Librarian Making Her
Contribution to Women's Studies
Nancy Lewis has been a Social Sciences and Humanities Reference Librarian at Fogler since 1989, but she was no stranger to the University of Maine before that. Lewis earned her undergraduate degree from UMaine and today she works in conjunction with several of the professors that she learned from in her twenties. However, when Lewis graduated in 1983 there was no such thing as "Women's Studies," and there was certainly no "Department of Women's Studies". Now Lewis is an adjunct faculty member for UMaine's Women's Studies Department and devotes a part of her job at Fogler Library to maintaining Fogler's Bibliography of Women's Studies materials.
"Women's Studies is an interdisciplinary subject," Lewis says. That is why the Women's Studies Bibliography is divided into 14 subjects ranging from feminist theory to economic development to anthropology. The criteria for works that are included in the Bibliography is that they must be somehow pertinent to the field of Women's Studies. Some of the works are authored by members of significant feminist circles, while others cover women's history or represent a women's perspective on a subject. The topic is far-reaching, and Lewis says she can see up to 50 books a month for consideration into the Bibliography.

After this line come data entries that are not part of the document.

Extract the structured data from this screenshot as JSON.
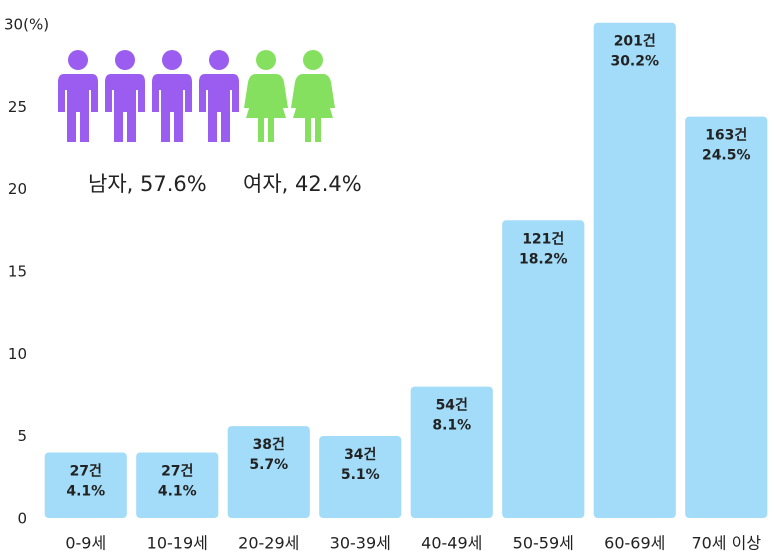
{
  "chart_data": {
    "type": "bar",
    "categories": [
      "0-9세",
      "10-19세",
      "20-29세",
      "30-39세",
      "40-49세",
      "50-59세",
      "60-69세",
      "70세 이상"
    ],
    "values": [
      4.1,
      4.1,
      5.7,
      5.1,
      8.1,
      18.2,
      30.2,
      24.5
    ],
    "value_labels": [
      "4.1%",
      "4.1%",
      "5.7%",
      "5.1%",
      "8.1%",
      "18.2%",
      "30.2%",
      "24.5%"
    ],
    "count_labels": [
      "27건",
      "27건",
      "38건",
      "34건",
      "54건",
      "121건",
      "201건",
      "163건"
    ],
    "color": "#a3dcf8",
    "ylim": [
      0,
      30
    ],
    "yticks": [
      0,
      5,
      10,
      15,
      20,
      25,
      {
        "value": 30,
        "label": "30(%)"
      }
    ],
    "annotations": [
      {
        "text": "남자, 57.6%",
        "color": "#9b5cf0"
      },
      {
        "text": "여자, 42.4%",
        "color": "#86e060"
      }
    ]
  }
}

"I've heard from people at Colby and Bates who say they use the Bibliography, and the Women's Studies Department also e-mails it to their own list of students and faculty. It's hard to keep up to date on publications, so this is a resource and I'm glad to help." Lewis said. Ann
Schonberger, Director of the Women's Studies Program and Women in the Curriculum here at the University of Maine also uses the Bibliography, "Busy as I am, I always take time to read the list Nancy sends out every month. I then often note books I want to tell other faculty or students about." Schonberger said.
The field of Women's Studies was first introduced to Lewis in the early 1980's when she worked in Washington D.C. as a legislative assistant with Congress. She dealt primarily with women's issues and brought her interest to UMaine when she returned. Today Lewis teaches Women's Studies 101 through the Women's Studies Department. She also teaches library instruction sessions for many disciplines, and rotates the teaching of LBR 200 (Information Literacy) with two other librarians. This spring, LBR 200 has seen the highest enrollment in its history, because it has recently been adopted by the Ecology and Environmental Sciences Program as a class that satisfies their "quantitative skills" requirement. In this class, Lewis teaches students how to develop in-depth knowledge of library services and resources, as well as skills for implementing their own research strategies.

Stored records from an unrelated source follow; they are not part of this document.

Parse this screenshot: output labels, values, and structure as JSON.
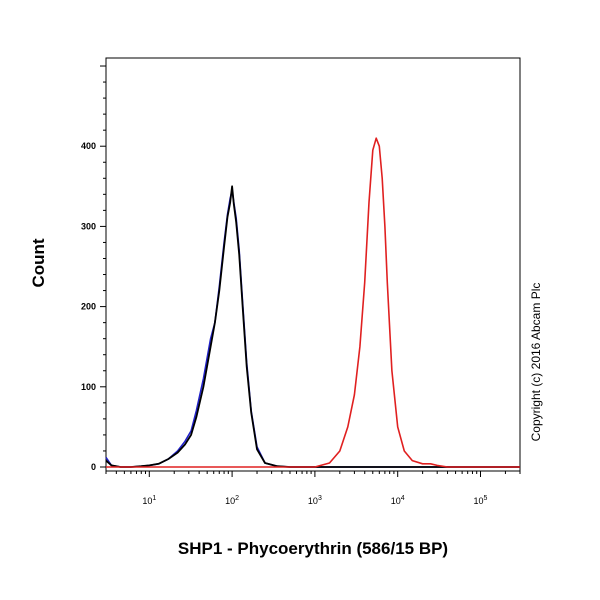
{
  "chart_data": {
    "type": "line",
    "xlabel": "SHP1 - Phycoerythrin (586/15 BP)",
    "ylabel": "Count",
    "x_scale": "log",
    "xlim": [
      3,
      300000
    ],
    "ylim": [
      -5,
      510
    ],
    "x_ticks": [
      {
        "value": 10,
        "base": "10",
        "exp": "1"
      },
      {
        "value": 100,
        "base": "10",
        "exp": "2"
      },
      {
        "value": 1000,
        "base": "10",
        "exp": "3"
      },
      {
        "value": 10000,
        "base": "10",
        "exp": "4"
      },
      {
        "value": 100000,
        "base": "10",
        "exp": "5"
      }
    ],
    "y_ticks": [
      0,
      100,
      200,
      300,
      400
    ],
    "grid": false,
    "series": [
      {
        "color": "#2020c8",
        "x": [
          3,
          3.5,
          4.5,
          6,
          8,
          10,
          13,
          17,
          22,
          27,
          32,
          37,
          45,
          55,
          62,
          70,
          80,
          88,
          95,
          100,
          105,
          112,
          122,
          135,
          150,
          170,
          200,
          250,
          350,
          500,
          1000,
          10000,
          300000
        ],
        "y": [
          12,
          2,
          0,
          0,
          1,
          2,
          4,
          10,
          20,
          32,
          45,
          70,
          110,
          160,
          180,
          225,
          280,
          315,
          335,
          345,
          330,
          310,
          270,
          200,
          130,
          70,
          25,
          5,
          1,
          0,
          0,
          0,
          0
        ]
      },
      {
        "color": "#000000",
        "x": [
          3,
          3.5,
          4.5,
          6,
          8,
          10,
          13,
          17,
          22,
          27,
          32,
          37,
          45,
          55,
          62,
          70,
          80,
          88,
          95,
          100,
          105,
          112,
          122,
          135,
          150,
          170,
          200,
          250,
          350,
          500,
          1000,
          10000,
          300000
        ],
        "y": [
          8,
          2,
          0,
          0,
          1,
          2,
          4,
          10,
          18,
          28,
          40,
          62,
          100,
          150,
          180,
          220,
          275,
          312,
          330,
          350,
          328,
          305,
          265,
          195,
          125,
          68,
          22,
          5,
          1,
          0,
          0,
          0,
          0
        ]
      },
      {
        "color": "#e02020",
        "x": [
          3,
          100,
          1000,
          1500,
          2000,
          2500,
          3000,
          3500,
          4000,
          4500,
          5000,
          5500,
          6000,
          6500,
          7000,
          7500,
          8500,
          10000,
          12000,
          15000,
          20000,
          25000,
          30000,
          40000,
          300000
        ],
        "y": [
          0,
          0,
          0,
          5,
          20,
          50,
          90,
          150,
          230,
          330,
          395,
          410,
          400,
          360,
          300,
          230,
          120,
          50,
          20,
          8,
          4,
          4,
          2,
          0,
          0
        ]
      }
    ]
  },
  "copyright": "Copyright (c) 2016 Abcam Plc"
}
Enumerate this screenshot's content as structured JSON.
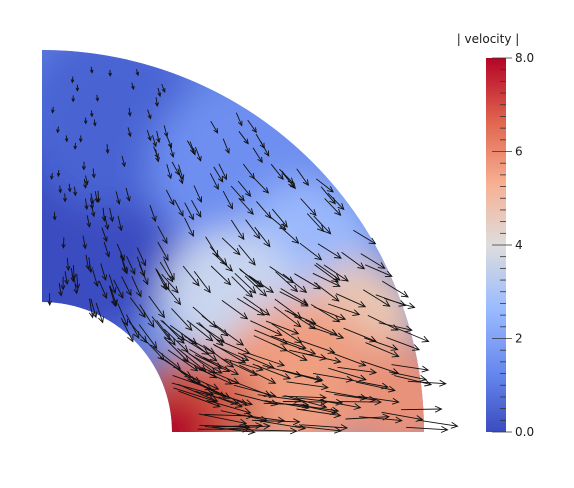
{
  "chart_data": {
    "type": "heatmap",
    "title": "",
    "colorbar": {
      "label": "| velocity |",
      "range": [
        0.0,
        8.0
      ],
      "tick_labels": [
        "8.0",
        "6",
        "4",
        "2",
        "0.0"
      ],
      "tick_values": [
        8,
        6,
        4,
        2,
        0
      ],
      "colormap": [
        "#3b4cc0",
        "#7396f5",
        "#b0cbfc",
        "#dddddd",
        "#f6b497",
        "#e07357",
        "#b40426"
      ]
    },
    "domain": {
      "shape": "quarter-annulus",
      "inner_radius": 1.0,
      "outer_radius": 3.0,
      "angle_deg": [
        0,
        90
      ]
    },
    "field": {
      "note_values": "velocity magnitude, highest near inner radius at bottom, lowest in upper-left",
      "samples": [
        {
          "r": 1.0,
          "theta_deg": 0,
          "speed": 7.8
        },
        {
          "r": 1.5,
          "theta_deg": 10,
          "speed": 6.6
        },
        {
          "r": 2.2,
          "theta_deg": 15,
          "speed": 5.7
        },
        {
          "r": 3.0,
          "theta_deg": 5,
          "speed": 5.3
        },
        {
          "r": 2.0,
          "theta_deg": 35,
          "speed": 4.0
        },
        {
          "r": 3.0,
          "theta_deg": 35,
          "speed": 3.2
        },
        {
          "r": 1.5,
          "theta_deg": 60,
          "speed": 2.1
        },
        {
          "r": 2.5,
          "theta_deg": 60,
          "speed": 1.4
        },
        {
          "r": 2.0,
          "theta_deg": 80,
          "speed": 0.8
        },
        {
          "r": 3.0,
          "theta_deg": 85,
          "speed": 1.1
        }
      ]
    },
    "glyphs": "velocity vector arrows, pointing roughly in +x direction near bottom and -y direction near top-left"
  }
}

Although Lewis said she enjoys teaching all classes, her main interest is the field of Women's Studies. She said that it would be nice to see the Department of Women's Studies keep growing and become even more respected. As of now, almost all the faculty in the department are like her and straddle multiple worlds. She admits that the overlap can be difficult to balance, but also says it affords her great opportunities. "I love to teach, it's one of my favorite things to do." Lewis said of her classes.

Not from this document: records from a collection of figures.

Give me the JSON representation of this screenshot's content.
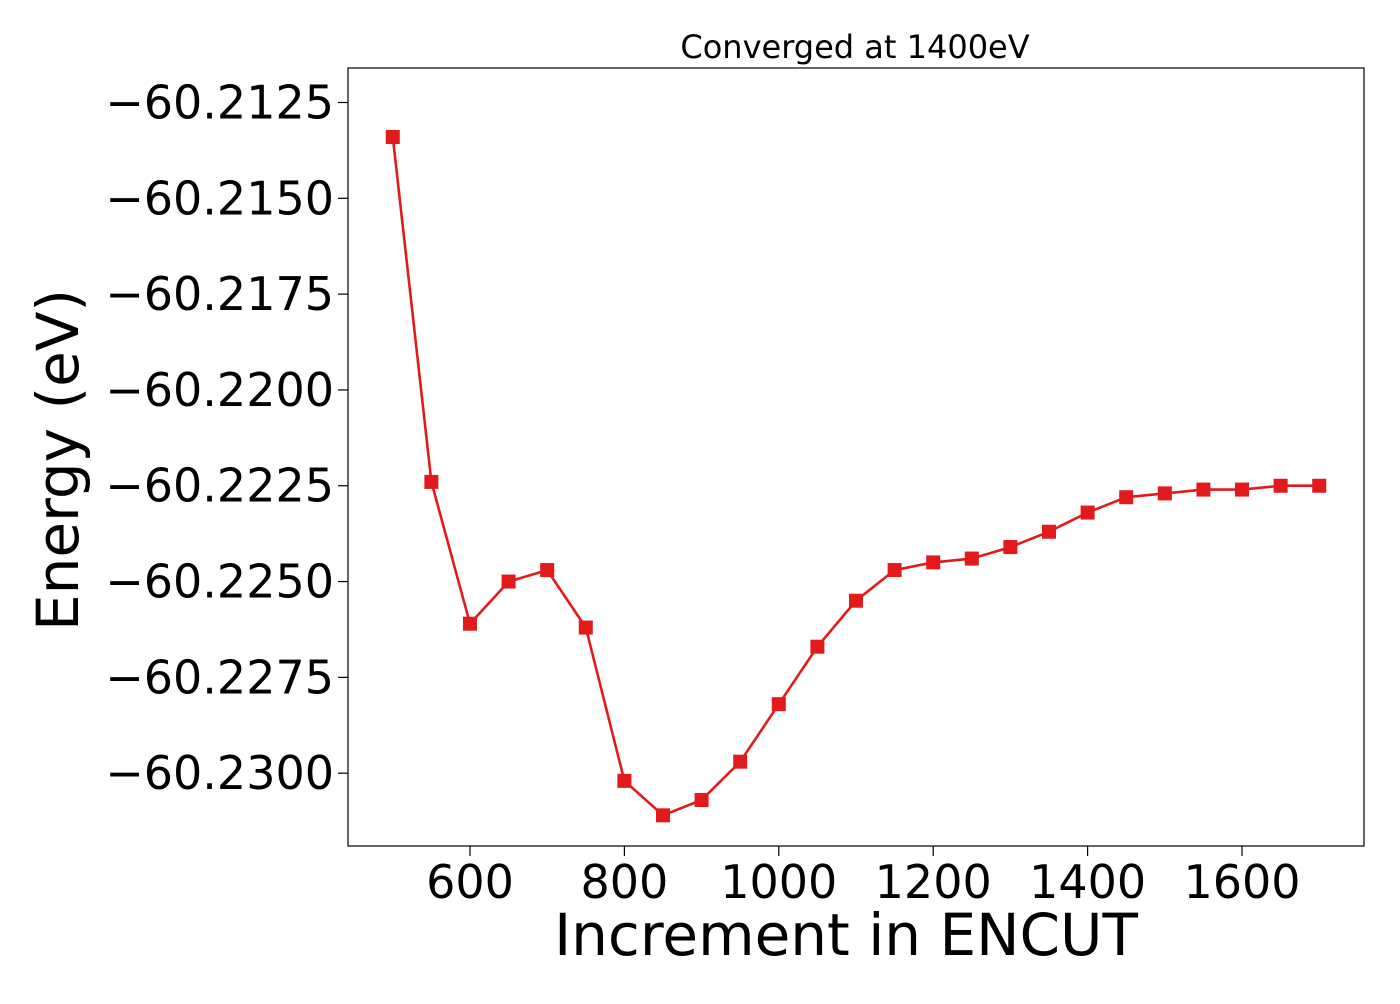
{
  "chart_data": {
    "type": "line",
    "title": "Converged at 1400eV",
    "xlabel": "Increment in ENCUT",
    "ylabel": "Energy (eV)",
    "xlim": [
      442,
      1758
    ],
    "ylim": [
      -60.2319,
      -60.2116
    ],
    "xticks": [
      600,
      800,
      1000,
      1200,
      1400,
      1600
    ],
    "xtick_labels": [
      "600",
      "800",
      "1000",
      "1200",
      "1400",
      "1600"
    ],
    "yticks": [
      -60.2125,
      -60.215,
      -60.2175,
      -60.22,
      -60.2225,
      -60.225,
      -60.2275,
      -60.23
    ],
    "ytick_labels": [
      "−60.2125",
      "−60.2150",
      "−60.2175",
      "−60.2200",
      "−60.2225",
      "−60.2250",
      "−60.2275",
      "−60.2300"
    ],
    "grid": false,
    "legend": "none",
    "marker": "square",
    "color": "#e31a1c",
    "x": [
      500,
      550,
      600,
      650,
      700,
      750,
      800,
      850,
      900,
      950,
      1000,
      1050,
      1100,
      1150,
      1200,
      1250,
      1300,
      1350,
      1400,
      1450,
      1500,
      1550,
      1600,
      1650,
      1700
    ],
    "series": [
      {
        "values": [
          -60.2134,
          -60.2224,
          -60.2261,
          -60.225,
          -60.2247,
          -60.2262,
          -60.2302,
          -60.2311,
          -60.2307,
          -60.2297,
          -60.2282,
          -60.2267,
          -60.2255,
          -60.2247,
          -60.2245,
          -60.2244,
          -60.2241,
          -60.2237,
          -60.2232,
          -60.2228,
          -60.2227,
          -60.2226,
          -60.2226,
          -60.2225,
          -60.2225
        ]
      }
    ]
  }
}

Lewis seems to be balancing just fine. In addition to teaching and maintaining the Bibliography, she also serves on the Maryanne Hartman Awards Committee, she puts together the Web resources page on music for the Women's Studies section of the Association of College and Research Libraries, and she compiles the page of U.S. government web sites on women for the Government Printing Office's Browse Topics web site.
Ann Schonberger has great appreciation for Lewis' work on the Women's Studies Bibliography and had the following to say; "Because of her (Lewis') knowledge and resourcefulness, we have a noteworthy collection of materials on women's issues here at UMaine. The collection strengthens the work of not only the faculty and students in Women's Studies courses, but all those working in departmental courses and on research areas where women's contributions and perspectives are important."